Matter of Chiu Wing Kwok v. City of N.Y. Off. of Admin. Trials & Hearings (OATH)

Matter of Chiu Wing Kwok v City of N.Y. Off. of Admin. Trials & Hearings (OATH) (2024 NY Slip Op 00165)
Matter of Chiu Wing Kwok v City of N.Y. Off. of Admin. Trials & Hearings (OATH)
2024 NY Slip Op 00165
Decided on January 16, 2024
Appellate Division, First Department
Published by New York State Law Reporting Bureau pursuant to Judiciary Law § 431.
This opinion is uncorrected and subject to revision before publication in the Official Reports.


Decided and Entered: January 16, 2024
Before: Friedman, J.P., Kapnick, González, O'Neill Levy, JJ.

Index No. 153712/22 Appeal No. 1208 Case No. 2022-05262

[*1]In the Matter of Chiu Wing Kwok, Petitioner,

v

City of New York Office of Administrative Trials and Hearings (OATH), Respondent.




Law Office of Roland R. Acevedo, New York (Rolando R. Acevedo of counsel), for appellant.

Sylvia O. Hinds-Radix, Corporation Counsel, New York (Tahirih M. Sadrieh of counsel), for respondent.



Determination of respondent Office of Administrative Trials and Hearings (OATH), dated December 16, 2021, which sustained violations of the Administrative Code of the City of New York and imposing a $240,000 penalty, unanimously modified, on the law, to reduce the penalty to $60,000 and to vacate the remainder of the penalty, and otherwise confirmed, without costs, and the proceeding brought pursuant to CPLR article 78 (transferred to this Court by order of Supreme Court, New York County [Lynn R. Kotler, J], entered October 13, 2022), remitted to OATH for further proceedings consistent herewith.

Substantial evidence supports the determination that petitioner, in violation of the New York City Construction Code (Administrative Code § 28-210.1), converted a residential building permitted by its certificate of occupancy to contain two dwelling units to six dwelling units (see generally 300 Gramatan Ave. Assoc. v State Div. of Human Rights , 45 NY2d 176 [1978]). 48 RCNY 6-12(b) provides that sworn summonses are sufficient to establish Department of Building's (DOB) initial burden of proof. Although the DOB's inspector's testimony was somewhat inconsistent and confusing, it did not defeat that initial burden because the appeals board found no evidence of a dishonest character. The court must defer to the factfinder's assessment of the evidence and credibility of the witnesses (see Sewell v City of New York , 182 AD2d 469, 473 [1st Dept 1992]). Petitioner presented no evidence to defeat DOB's case.

It was also permissible for the inspector to issue four separate summonses, one for each alleged illegal unit, which appears to be the standard procedure for DOB summonses involving three or more illegal units in a building (see Kurcsics v Merchants Mut. Ins. Co. , 49 NY2d 451, 459 [1980]).
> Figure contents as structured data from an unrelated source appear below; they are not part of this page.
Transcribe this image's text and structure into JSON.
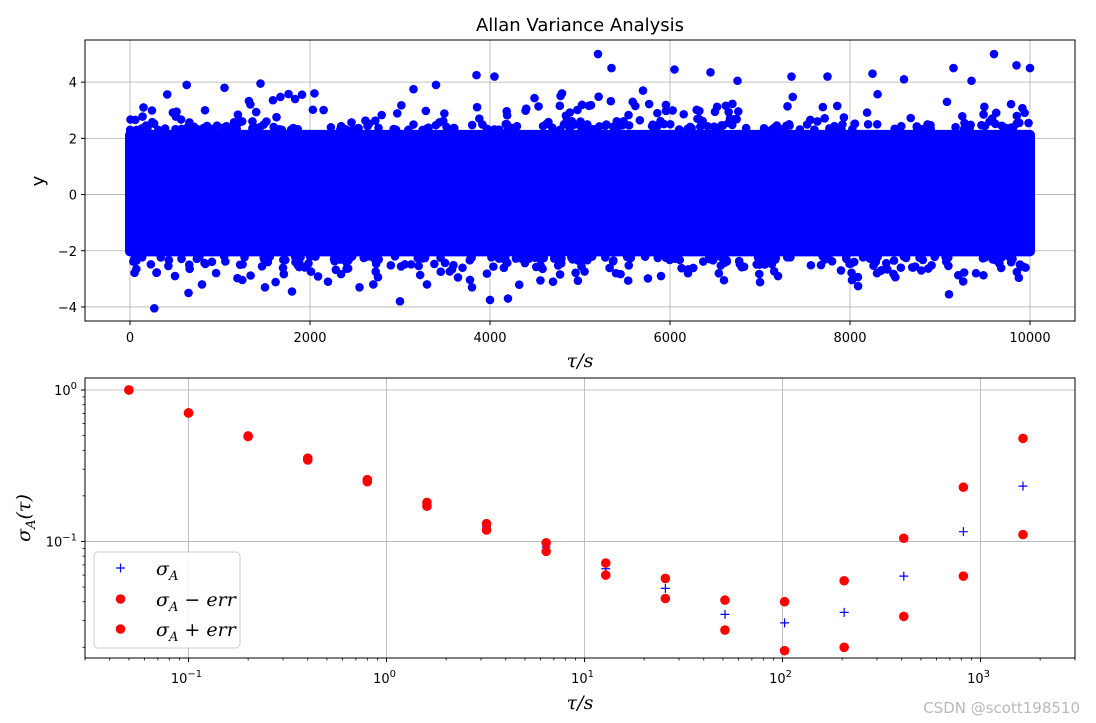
{
  "chart_data": [
    {
      "type": "scatter",
      "title": "Allan Variance Analysis",
      "xlabel": "τ/s",
      "ylabel": "y",
      "xlim": [
        -500,
        10500
      ],
      "ylim": [
        -4.5,
        5.5
      ],
      "xticks": [
        0,
        2000,
        4000,
        6000,
        8000,
        10000
      ],
      "xtick_labels": [
        "0",
        "2000",
        "4000",
        "6000",
        "8000",
        "10000"
      ],
      "yticks": [
        -4,
        -2,
        0,
        2,
        4
      ],
      "ytick_labels": [
        "−4",
        "−2",
        "0",
        "2",
        "4"
      ],
      "grid": true,
      "color": "#0000ff",
      "series": [
        {
          "x_range": [
            0,
            10000
          ],
          "band_low": -2.2,
          "band_high": 2.3,
          "outliers": [
            [
              270,
              -4.05
            ],
            [
              3000,
              -3.8
            ],
            [
              4000,
              -3.75
            ],
            [
              4200,
              -3.7
            ],
            [
              9100,
              -3.55
            ],
            [
              650,
              -3.5
            ],
            [
              1800,
              -3.45
            ],
            [
              2550,
              -3.3
            ],
            [
              4700,
              -3.1
            ],
            [
              6600,
              -3.05
            ],
            [
              5200,
              5.0
            ],
            [
              9600,
              5.0
            ],
            [
              9850,
              4.6
            ],
            [
              5350,
              4.5
            ],
            [
              9150,
              4.5
            ],
            [
              3850,
              4.25
            ],
            [
              4050,
              4.2
            ],
            [
              6050,
              4.45
            ],
            [
              6450,
              4.35
            ],
            [
              7750,
              4.2
            ],
            [
              8250,
              4.3
            ],
            [
              1450,
              3.95
            ],
            [
              630,
              3.9
            ],
            [
              9350,
              4.05
            ],
            [
              10000,
              4.5
            ],
            [
              1050,
              3.8
            ],
            [
              3150,
              3.75
            ],
            [
              5700,
              3.7
            ],
            [
              8600,
              4.1
            ],
            [
              7350,
              4.2
            ],
            [
              150,
              3.1
            ],
            [
              2050,
              3.6
            ],
            [
              3400,
              3.9
            ],
            [
              4800,
              3.6
            ],
            [
              6750,
              4.05
            ],
            [
              800,
              -3.2
            ],
            [
              1500,
              -3.3
            ],
            [
              2200,
              -3.1
            ],
            [
              3300,
              -3.2
            ],
            [
              3800,
              -3.3
            ],
            [
              5400,
              -2.8
            ],
            [
              6200,
              -2.8
            ],
            [
              7200,
              -2.9
            ],
            [
              7900,
              -2.7
            ],
            [
              8700,
              -2.6
            ],
            [
              9400,
              -2.8
            ],
            [
              9950,
              -2.6
            ],
            [
              500,
              -2.9
            ],
            [
              5900,
              -2.9
            ],
            [
              8300,
              -2.8
            ]
          ]
        }
      ]
    },
    {
      "type": "scatter",
      "xlabel": "τ/s",
      "ylabel": "σ_A(τ)",
      "xscale": "log",
      "yscale": "log",
      "xlim": [
        0.03,
        3000
      ],
      "ylim": [
        0.017,
        1.2
      ],
      "xticks": [
        0.1,
        1,
        10,
        100,
        1000
      ],
      "xtick_labels": [
        {
          "base": "10",
          "exp": "−1"
        },
        {
          "base": "10",
          "exp": "0"
        },
        {
          "base": "10",
          "exp": "1"
        },
        {
          "base": "10",
          "exp": "2"
        },
        {
          "base": "10",
          "exp": "3"
        }
      ],
      "yticks": [
        0.1,
        1
      ],
      "ytick_labels": [
        {
          "base": "10",
          "exp": "−1"
        },
        {
          "base": "10",
          "exp": "0"
        }
      ],
      "grid": true,
      "legend": "lower-left",
      "x": [
        0.05,
        0.1,
        0.2,
        0.4,
        0.8,
        1.6,
        3.2,
        6.4,
        12.8,
        25.6,
        51.2,
        102.4,
        204.8,
        409.6,
        819.2,
        1638.4
      ],
      "series": [
        {
          "name": "σ_A",
          "legend_label": {
            "main": "σ",
            "sub": "A",
            "rest": ""
          },
          "marker": "plus",
          "color": "#0000ff",
          "values": [
            1.0,
            0.705,
            0.495,
            0.35,
            0.252,
            0.176,
            0.125,
            0.092,
            0.066,
            0.049,
            0.033,
            0.029,
            0.034,
            0.059,
            0.116,
            0.232
          ]
        },
        {
          "name": "σ_A − err",
          "legend_label": {
            "main": "σ",
            "sub": "A",
            "rest": " − err"
          },
          "marker": "circle",
          "color": "#ff0000",
          "values": [
            1.0,
            0.705,
            0.493,
            0.345,
            0.248,
            0.171,
            0.119,
            0.086,
            0.06,
            0.042,
            0.026,
            0.019,
            0.02,
            0.032,
            0.059,
            0.111
          ]
        },
        {
          "name": "σ_A + err",
          "legend_label": {
            "main": "σ",
            "sub": "A",
            "rest": " + err"
          },
          "marker": "circle",
          "color": "#ff0000",
          "values": [
            1.0,
            0.705,
            0.497,
            0.355,
            0.256,
            0.181,
            0.131,
            0.098,
            0.072,
            0.057,
            0.041,
            0.04,
            0.055,
            0.105,
            0.228,
            0.479
          ]
        }
      ]
    }
  ],
  "watermark": "CSDN @scott198510"
}
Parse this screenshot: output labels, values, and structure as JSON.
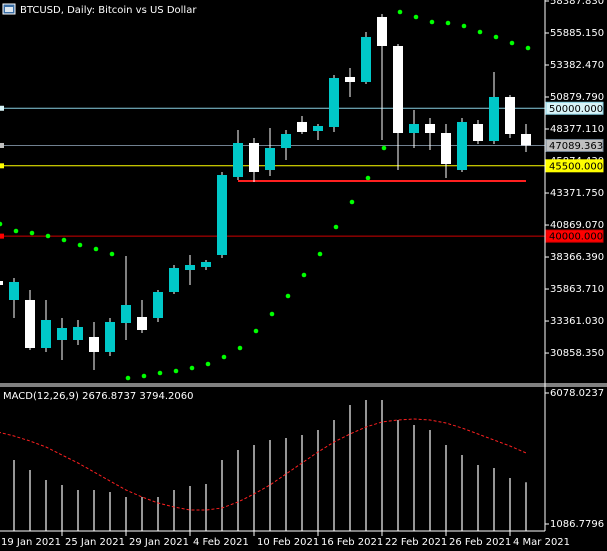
{
  "header": {
    "title": "BTCUSD, Daily:  Bitcoin vs US Dollar"
  },
  "chart_data": [
    {
      "type": "candlestick",
      "categories": [
        "19 Jan 2021",
        null,
        null,
        null,
        "25 Jan 2021",
        null,
        null,
        null,
        "29 Jan 2021",
        null,
        null,
        null,
        "4 Feb 2021",
        null,
        null,
        null,
        "10 Feb 2021",
        null,
        null,
        null,
        "16 Feb 2021",
        null,
        null,
        null,
        "22 Feb 2021",
        null,
        null,
        null,
        "26 Feb 2021",
        null,
        null,
        null,
        "4 Mar 2021",
        null
      ],
      "open": [
        36492,
        35006,
        35006,
        31252,
        31878,
        31878,
        32113,
        30940,
        33207,
        33677,
        33598,
        35632,
        37352,
        37587,
        38525,
        44625,
        47283,
        45172,
        46892,
        48926,
        48222,
        48535,
        52445,
        52054,
        57137,
        54869,
        48065,
        48769,
        48065,
        45172,
        48769,
        47440,
        50881,
        47987
      ],
      "high": [
        36726,
        36726,
        35788,
        35006,
        33598,
        33442,
        33286,
        33598,
        38447,
        35006,
        35788,
        37743,
        38525,
        38134,
        45016,
        48300,
        47674,
        48456,
        48300,
        49395,
        48769,
        52601,
        53148,
        55964,
        57371,
        55025,
        49864,
        49238,
        48769,
        49238,
        49082,
        52836,
        51037,
        48769
      ],
      "low": [
        35006,
        33598,
        31096,
        30940,
        30314,
        31487,
        29532,
        30627,
        31878,
        32425,
        33286,
        35475,
        36179,
        37352,
        38290,
        44390,
        44234,
        44703,
        45954,
        47987,
        47518,
        48144,
        50881,
        51897,
        47518,
        45172,
        46892,
        46736,
        44546,
        45016,
        47205,
        47205,
        47674,
        46580
      ],
      "close": [
        36179,
        36414,
        31252,
        33442,
        32816,
        32895,
        30940,
        33286,
        34615,
        32660,
        35632,
        37508,
        37743,
        37978,
        44781,
        47283,
        45016,
        46892,
        47987,
        48144,
        48613,
        52366,
        52054,
        55573,
        54869,
        48065,
        48769,
        48065,
        45641,
        48926,
        47440,
        50881,
        47987,
        47089.363
      ],
      "up_color": "#00c8c8",
      "down_color": "#ffffff",
      "wick_color": "#ffffff",
      "sar": {
        "values": [
          40949,
          40402,
          40245,
          40011,
          39698,
          39307,
          38994,
          38603,
          28906,
          29063,
          29297,
          29454,
          29688,
          30001,
          30549,
          31252,
          32582,
          33911,
          35319,
          36961,
          38603,
          40715,
          42670,
          44546,
          46892,
          57528,
          57137,
          56746,
          56667,
          56433,
          55964,
          55573,
          55103,
          54712
        ],
        "color": "#00ff00"
      },
      "ylim": [
        28515,
        58466
      ],
      "yticks": [
        {
          "value": 58387.83,
          "label": "58387.830"
        },
        {
          "value": 55885.15,
          "label": "55885.150"
        },
        {
          "value": 53382.47,
          "label": "53382.470"
        },
        {
          "value": 50879.79,
          "label": "50879.790"
        },
        {
          "value": 48377.11,
          "label": "48377.110"
        },
        {
          "value": 45874.43,
          "label": "45874.430"
        },
        {
          "value": 43371.75,
          "label": "43371.750"
        },
        {
          "value": 40869.07,
          "label": "40869.070"
        },
        {
          "value": 38366.39,
          "label": "38366.390"
        },
        {
          "value": 35863.71,
          "label": "35863.710"
        },
        {
          "value": 33361.03,
          "label": "33361.030"
        },
        {
          "value": 30858.35,
          "label": "30858.350"
        }
      ],
      "levels": [
        {
          "value": 50000,
          "label": "50000.000",
          "color": "#87cee0",
          "box_color": "#d8f4f8"
        },
        {
          "value": 47089.363,
          "label": "47089.363",
          "color": "#708090",
          "box_color": "#c0c0c0"
        },
        {
          "value": 45500,
          "label": "45500.000",
          "color": "#ffff00",
          "box_color": "#ffff00"
        },
        {
          "value": 40000,
          "label": "40000.000",
          "color": "#d00000",
          "box_color": "#ff0000"
        }
      ],
      "trendline": {
        "value": 44312,
        "color": "#ff2020"
      }
    },
    {
      "type": "macd",
      "title": "MACD(12,26,9) 2676.8737 3794.2060",
      "values": [
        3906,
        3525,
        3144,
        2763,
        2573,
        2382,
        2382,
        2306,
        2116,
        2116,
        2116,
        2382,
        2535,
        2611,
        3525,
        3906,
        4097,
        4287,
        4364,
        4478,
        4668,
        5049,
        5621,
        5811,
        5811,
        5049,
        4859,
        4668,
        4097,
        3716,
        3335,
        3220,
        2839,
        2676.8737
      ],
      "signal": [
        4592,
        4440,
        4249,
        4021,
        3716,
        3411,
        3068,
        2725,
        2382,
        2116,
        1887,
        1735,
        1620,
        1620,
        1697,
        1925,
        2230,
        2573,
        2992,
        3411,
        3830,
        4211,
        4516,
        4783,
        4973,
        5049,
        5087,
        5049,
        4935,
        4745,
        4516,
        4287,
        4059,
        3794.206
      ],
      "color": "#c8c8c8",
      "signal_color": "#ff2020",
      "ylim": [
        820,
        6345
      ],
      "yticks": [
        6078.0237,
        1086.7796
      ]
    }
  ]
}
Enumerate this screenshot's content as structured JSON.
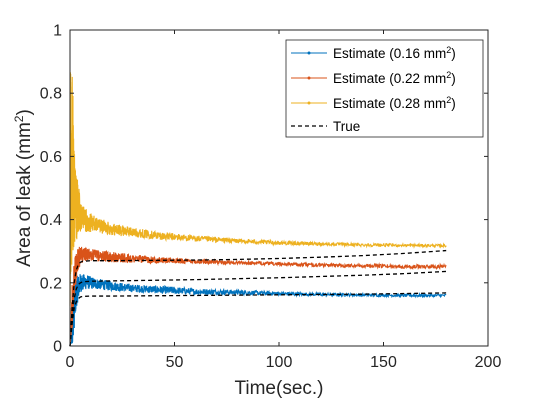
{
  "chart_data": {
    "type": "line",
    "title": "",
    "xlabel": "Time(sec.)",
    "ylabel_main": "Area of leak (mm",
    "ylabel_sup": "2",
    "ylabel_close": ")",
    "xlim": [
      0,
      200
    ],
    "ylim": [
      0,
      1
    ],
    "xticks": [
      0,
      50,
      100,
      150,
      200
    ],
    "xtick_labels": [
      "0",
      "50",
      "100",
      "150",
      "200"
    ],
    "yticks": [
      0,
      0.2,
      0.4,
      0.6,
      0.8,
      1
    ],
    "ytick_labels": [
      "0",
      "0.2",
      "0.4",
      "0.6",
      "0.8",
      "1"
    ],
    "grid": false,
    "legend_position": "top-right",
    "series": [
      {
        "name_main": "Estimate (0.16 mm",
        "name_sup": "2",
        "name_close": ")",
        "color": "#0072BD",
        "style": "noisy-estimate",
        "x": [
          0,
          1,
          2,
          3,
          5,
          8,
          12,
          20,
          30,
          45,
          60,
          80,
          100,
          120,
          140,
          160,
          180
        ],
        "lower": [
          0,
          0.0,
          0.05,
          0.12,
          0.17,
          0.18,
          0.18,
          0.175,
          0.17,
          0.165,
          0.162,
          0.162,
          0.16,
          0.158,
          0.157,
          0.155,
          0.155
        ],
        "upper": [
          0,
          0.1,
          0.18,
          0.22,
          0.23,
          0.225,
          0.215,
          0.205,
          0.195,
          0.19,
          0.182,
          0.178,
          0.172,
          0.168,
          0.166,
          0.165,
          0.165
        ]
      },
      {
        "name_main": "Estimate (0.22 mm",
        "name_sup": "2",
        "name_close": ")",
        "color": "#D95319",
        "style": "noisy-estimate",
        "x": [
          0,
          1,
          2,
          3,
          5,
          8,
          12,
          20,
          30,
          45,
          60,
          80,
          100,
          120,
          140,
          160,
          180
        ],
        "lower": [
          0,
          0.05,
          0.15,
          0.2,
          0.26,
          0.27,
          0.268,
          0.265,
          0.263,
          0.262,
          0.26,
          0.258,
          0.255,
          0.25,
          0.248,
          0.246,
          0.244
        ],
        "upper": [
          0,
          0.2,
          0.27,
          0.3,
          0.32,
          0.31,
          0.305,
          0.298,
          0.29,
          0.28,
          0.275,
          0.27,
          0.265,
          0.262,
          0.26,
          0.258,
          0.258
        ]
      },
      {
        "name_main": "Estimate (0.28 mm",
        "name_sup": "2",
        "name_close": ")",
        "color": "#EDB120",
        "style": "noisy-estimate",
        "x": [
          0,
          0.5,
          1,
          2,
          3,
          5,
          8,
          12,
          20,
          30,
          45,
          60,
          80,
          100,
          120,
          140,
          160,
          180
        ],
        "lower": [
          0.0,
          0.2,
          0.25,
          0.3,
          0.33,
          0.36,
          0.36,
          0.36,
          0.35,
          0.345,
          0.335,
          0.33,
          0.325,
          0.32,
          0.318,
          0.315,
          0.314,
          0.313
        ],
        "upper": [
          1.0,
          1.0,
          0.9,
          0.65,
          0.55,
          0.47,
          0.43,
          0.41,
          0.39,
          0.375,
          0.36,
          0.35,
          0.34,
          0.333,
          0.328,
          0.325,
          0.323,
          0.322
        ]
      },
      {
        "name": "True",
        "color": "#000000",
        "style": "dashed",
        "curves": [
          {
            "x": [
              0,
              1,
              2,
              3,
              4,
              5,
              6,
              10,
              20,
              40,
              60,
              80,
              100,
              120,
              140,
              160,
              180
            ],
            "y": [
              0,
              0.07,
              0.12,
              0.14,
              0.15,
              0.155,
              0.157,
              0.158,
              0.158,
              0.159,
              0.16,
              0.161,
              0.162,
              0.163,
              0.164,
              0.166,
              0.168
            ]
          },
          {
            "x": [
              0,
              1,
              2,
              3,
              4,
              5,
              6,
              10,
              20,
              40,
              60,
              80,
              100,
              120,
              140,
              160,
              180
            ],
            "y": [
              0,
              0.09,
              0.15,
              0.18,
              0.195,
              0.2,
              0.203,
              0.205,
              0.206,
              0.208,
              0.21,
              0.213,
              0.216,
              0.22,
              0.224,
              0.229,
              0.236
            ]
          },
          {
            "x": [
              0,
              1,
              2,
              3,
              4,
              5,
              6,
              10,
              20,
              40,
              60,
              80,
              100,
              120,
              140,
              160,
              180
            ],
            "y": [
              0,
              0.12,
              0.2,
              0.24,
              0.258,
              0.265,
              0.268,
              0.27,
              0.27,
              0.271,
              0.272,
              0.274,
              0.277,
              0.281,
              0.286,
              0.293,
              0.302
            ]
          }
        ]
      }
    ]
  }
}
Furthermore, there is no evidence that the appeals board improperly considered evidence introduced for the first time on administrative appeal, in violation of 48 RCNY 6-19(f)(2), in its analysis.

We confirm the imposition of the standard civil penalty of $15,000 for each of the four dwelling units in excess of those permitted in the subject building's certificate of occupancy (see Administrative Code § 28-202.1[9.1]; 1 RCNY 102-01[k][table 7]). However, the record contains no evidence supporting the appeals board's imposition of an additional penalty of $45,000 for each violation, based on provisions authorizing a separate additional penalty of $1,000 for each day a violation is not corrected, up to a maximum of 45 days (see Administrative Code § 28-202.1[1]). We therefore vacate so much of the penalty as exceeds $60,000 and remand the matter to OATH for further

proceedings to determine whether grounds exist for the imposition of an additional daily penalty for any of the four violations.THIS CONSTITUTES THE DECISION AND ORDER

OF THE SUPREME COURT, APPELLATE DIVISION, FIRST DEPARTMENT.